I cannot comment on whether Government met their aim of employers and employees engaging in mediation, or whether it simply meant there was disgruntled employees all across the country who could not afford to being their cases to tribunal to resolve a workplace dispute, however the statistics did show that the number of employment tribunal claims reduce dramatically.

In June 2013, prior to the introduction of tribunal fees, the Ministry of Justice published statistics that demonstrated there were 25,000 claims – plainly people entering their claims prior to the introduction of fees – which dropped to 7,000 claims in August. Further statistics demonstrated, prior to the introduction of fees, approximately 48,000 new claims were made each quarter, however just 13,162 were lodged between July and September 2014.

Unison’s battle…

It has been clear since the outset that Unison did not agree with the introduction of fees as they believed it became extremely difficult for a worker to exercise their employment writes, dubbing them immoral and unfair.

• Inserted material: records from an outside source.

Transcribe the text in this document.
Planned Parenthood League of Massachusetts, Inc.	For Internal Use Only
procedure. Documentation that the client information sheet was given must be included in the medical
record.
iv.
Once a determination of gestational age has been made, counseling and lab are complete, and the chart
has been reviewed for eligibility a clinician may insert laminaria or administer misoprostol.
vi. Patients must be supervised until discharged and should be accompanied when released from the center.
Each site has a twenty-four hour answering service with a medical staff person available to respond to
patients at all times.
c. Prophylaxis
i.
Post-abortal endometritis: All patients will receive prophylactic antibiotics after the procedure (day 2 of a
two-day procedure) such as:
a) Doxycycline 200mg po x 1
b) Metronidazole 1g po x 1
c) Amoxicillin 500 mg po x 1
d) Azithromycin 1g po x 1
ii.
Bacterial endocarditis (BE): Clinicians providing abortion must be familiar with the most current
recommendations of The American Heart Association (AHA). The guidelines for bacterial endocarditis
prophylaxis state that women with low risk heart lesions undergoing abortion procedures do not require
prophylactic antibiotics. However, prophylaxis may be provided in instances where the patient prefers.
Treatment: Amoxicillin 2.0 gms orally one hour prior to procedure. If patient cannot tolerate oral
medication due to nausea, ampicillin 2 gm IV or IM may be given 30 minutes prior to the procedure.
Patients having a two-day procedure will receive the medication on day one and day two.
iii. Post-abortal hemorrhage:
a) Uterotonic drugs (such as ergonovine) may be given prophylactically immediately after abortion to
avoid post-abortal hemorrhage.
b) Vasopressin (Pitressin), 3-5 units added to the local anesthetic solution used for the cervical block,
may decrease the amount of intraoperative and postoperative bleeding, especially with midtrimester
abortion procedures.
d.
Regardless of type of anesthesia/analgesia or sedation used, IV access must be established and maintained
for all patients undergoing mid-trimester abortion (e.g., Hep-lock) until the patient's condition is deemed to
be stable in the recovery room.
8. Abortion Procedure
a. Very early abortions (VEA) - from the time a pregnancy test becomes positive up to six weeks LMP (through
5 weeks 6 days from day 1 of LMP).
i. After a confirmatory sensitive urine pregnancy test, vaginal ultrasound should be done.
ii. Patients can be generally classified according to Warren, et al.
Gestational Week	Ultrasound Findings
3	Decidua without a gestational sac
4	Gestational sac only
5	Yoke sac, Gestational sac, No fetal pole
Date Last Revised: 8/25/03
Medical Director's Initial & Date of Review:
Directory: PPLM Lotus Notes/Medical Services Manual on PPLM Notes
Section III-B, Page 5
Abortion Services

However, Unison lost their bid in the High Court to overturn employment tribunal fees in December 2014. The High Court stated the proceedings were too “premature” on the basis that it was too early to judge how the tribunal fees system, would work in practice. Unison were granted permission to appeal the High Court’s decision.

Other interested parties…

In the meantime, Lord Dyson, the second most senior judge in England Wales, warned the Justice Committee that ordinary people on modest incomes would be deferred from entering litigation.

It was only in March this year that the Ministry of Justice published a report into the review of employment tribunal fees, which had a notably anti-climactic conclusion. The report established there would be no major changes to the fees or their structure, as they were fair and considerate. The report also rejected special consideration for women who allege pregnancy or maternity discrimination.

The report acknowledged the sharp decrease in tribunal fees, however, the Ministry of Justice conveniently published that this was down to the success of ACAS’ early conciliation scheme which is a mandatory process before lodging an employment tribunal claim, that aims to settle workplace disputes without going to court.

Where we are now…

Unison’s four-year legal battle was brought to the Supreme Court, where a unanimous decision was made against the Government’s tribunal fees. The judges concluded that the fees were preventing access to justice. In light of this decision, the Lord Chancellor will be quashing the fees.

Unison state the ruling means Government will have to refund more than £27m to the thousands of people charged for taking claims to tribunal since July 2013.

Justice Minister, Dominic Rabb, has commented; “We will take immediate steps to stop charging fees in employment tribunals and put in place arrangements to refund those who have paid.”

There is speculation that Government may act quickly to introduce replacement fees through statute as a piece of primary legislation, such as an Act of Parliament, whereas the fees were initially introduced in July 2013 under a statutory instrument which is a piece of secondary legislation.

It is likely that there will be a significant rise in the number of employment tribunal claims being brought which will have implications for employers, ACAS and the tribunal system itself.

This may also bring challenges of other pieces of secondary legislation which allow the provisions of an Act to be subsequently brought into force or altered without Parliament having to pass a new Act.

With the abolishment of tribunal fees, employers will be at a greater risk of having employment tribunal claims brought against them, although the ACAS early conciliation process will remain in place. This means that employers must ensure that HR matters are dealt with in a professional, consistent and reasonable manner. We recommend that you ensure your contractual terms and staff policies are up to date and that all members of staff, including management, are familiar with this documentation, given any appropriate training and, more importantly, that it is used in any disciplinary and grievance matters.